A three-judge panel of the 9th U.S. Circuit Court of Appeals issued the unanimous decision in the dispute over the 29-foot cross, which was dedicated in 1954 in honor of Korean War veterans.

The court said modifications could be made to make it constitutional, but it didn’t specify what those changes would be.

Federal courts are reviewing several cases of crosses on public lands being challenged as unconstitutional, including a cross erected on a remote Mojave Desert outcropping to honor American war dead.

U.S. Justice Department spokesman Wyn Hornbuckle said the federal government, which is defending the San Diego cross, is studying the ruling and had no comment.

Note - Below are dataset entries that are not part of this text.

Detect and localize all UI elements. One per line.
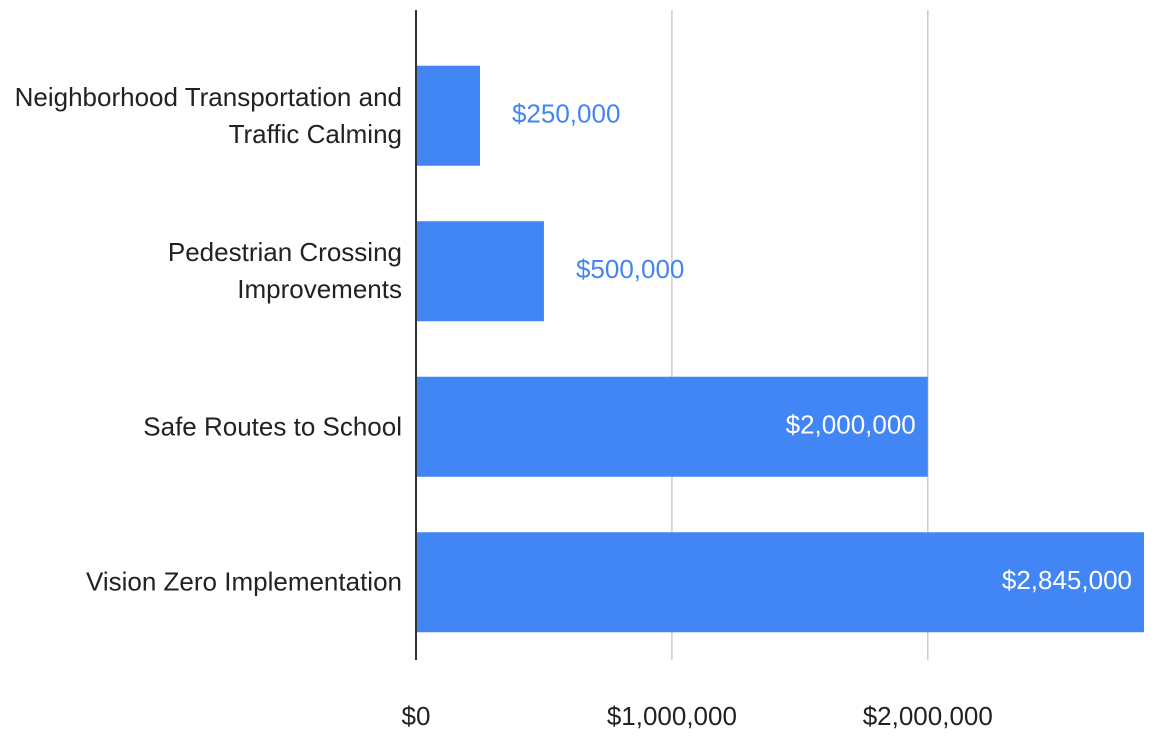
y-tick-label: Pedestrian Crossing Improvements <box>167 237 402 305</box>
data-label: $250,000 <box>512 99 620 129</box>
bar <box>416 532 1144 633</box>
data-label: $2,845,000 <box>1002 565 1132 595</box>
x-tick-label: $0 <box>402 701 431 731</box>
x-tick-label: $1,000,000 <box>607 701 737 731</box>
y-tick-label: Neighborhood Transportation and Traffic … <box>14 81 402 149</box>
data-label: $2,000,000 <box>786 410 916 440</box>
bar <box>416 376 928 477</box>
y-tick-label: Safe Routes to School <box>143 411 402 442</box>
x-tick-label: $2,000,000 <box>863 701 993 731</box>
bar <box>416 65 480 166</box>
data-label: $500,000 <box>576 254 684 284</box>
bar <box>416 221 544 322</box>
y-tick-label: Vision Zero Implementation <box>85 566 402 597</box>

Gina Coburn, spokeswoman for the San Diego city attorney’s office, which was once a defendant in the case, said the cross will have to be removed from Mount Soledad unless a full panel of 9th Circuit judges reverses Tuesday’s decision or the Supreme Court agrees to rule on it.

The American Center for Law and Justice, an evangelical Christian legal group which has fought to preserve the cross, called it “a judicial slap in the face” to military veterans and said they planned to ask the Supreme Court to intervene.